Stephanie Pell & Christopher Soghoian, Towards A Privacy Framework For Law Enforcement Access to Location Information

Comment by: Bryan Cunningham

PLSC 2011

Workshop draft abstract:

Electronic Communication Privacy (ECPA) Reform was an active topic in 2010. The Digital Due Process coalition, a group of civil liberties groups, academic scholars and several major industry players, launched a significant policy initiative that called for reform of the two-decade old law.  Responding to this call, the 111th Congress took a firm interest in the topic, with three ECPA hearings held in the House Judiciary Committee and one in the Senate Judiciary Committee.

In any area of ECPA reform, Congress must strive to find the right balance among the (often competing) interests of law enforcement, privacy and industry.
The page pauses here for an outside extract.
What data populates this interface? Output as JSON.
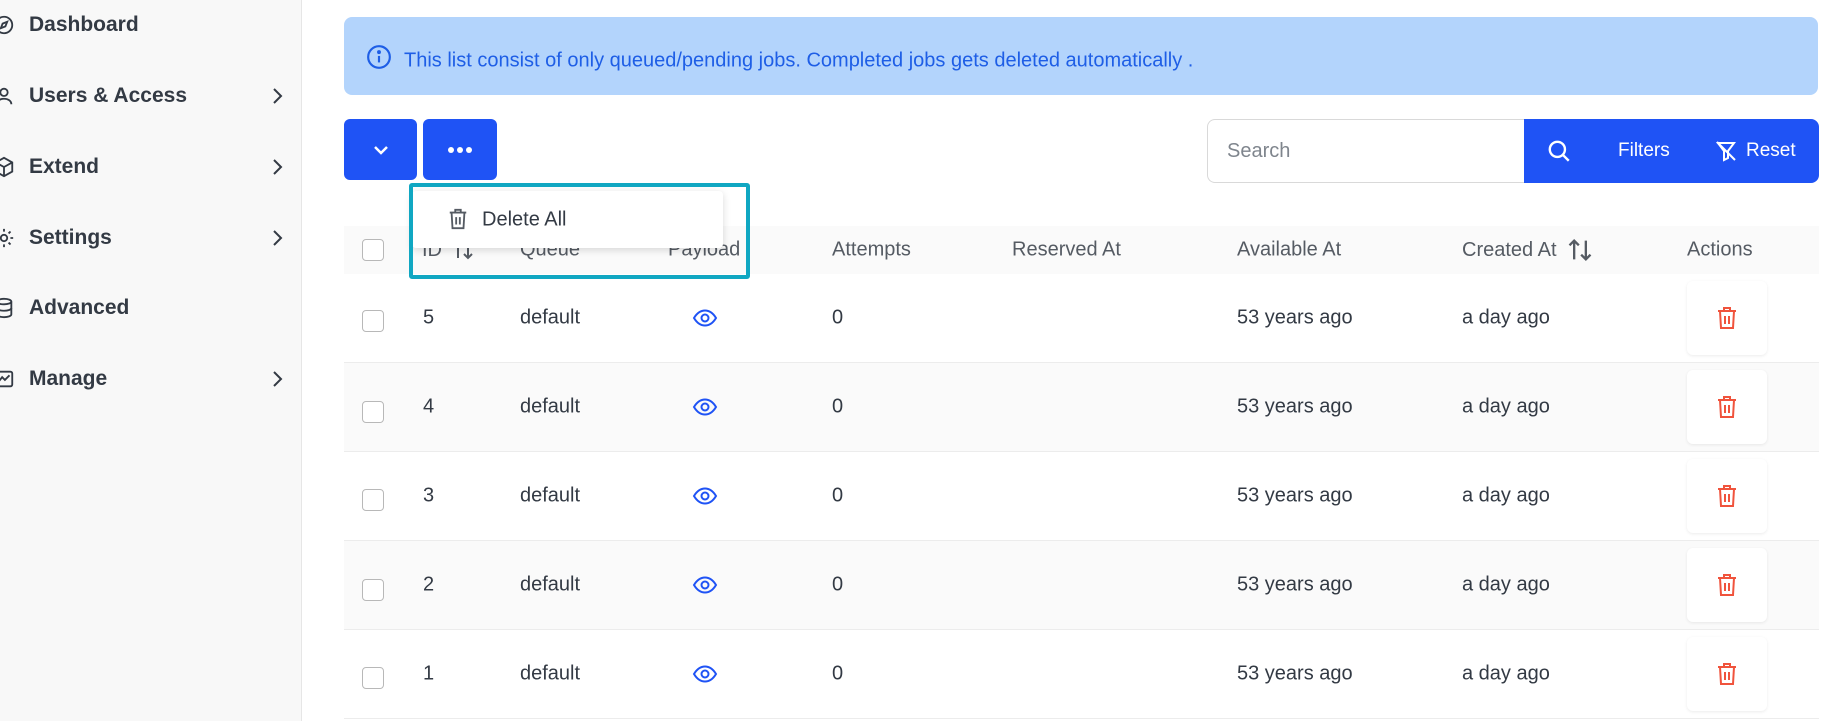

In some areas, it is relatively easy to agree on a common-sense path to improve the law.  The topic of cloud computing proved to be such an area – industry, academia and the public interest community all agreed that a probable cause warrant standard for all content requests would be a major improvement over the current standard, which varies depending on the length of time an email has been in storage, or if it has been read at least once.

Finding this balance in the area of location privacy, however, has proved to be far more challenging for Congress because:  (1) the technologies involved are exceedingly complex, far more so than cloud computing; (2) law enforcement agencies will not–and, in some instances, cannot (without compromising sources and methods)–publicly discuss their needs for and uses of this information; (3) major industry players are reluctant to disclose their own data retention policies for location information or to participate publicly in the legislative process, for example, by testifying at Congressional hearings; and (4) in the area of electronic communication privacy, where the courts have often “punted” , Congress must make proper judgments regarding consumers’ reasonable expectations of privacy and how they can be expressed in equally reasonable access rules.

Drawing on our unique expertise (as, respectively, a Counsel to the House Judiciary Committee in the 111th Congress, and a privacy and security researcher focused on law enforcement surveillance), we will plot a path forward for the location privacy problem.  This article will propose a regime of common sense, practical standards for law enforcement access to location information that is technology neutral, provides clear rules for law enforcement and industry to follow and courts to apply, and balances the interests of the three major ECPA stakeholders: law enforcement, consumer privacy and industry.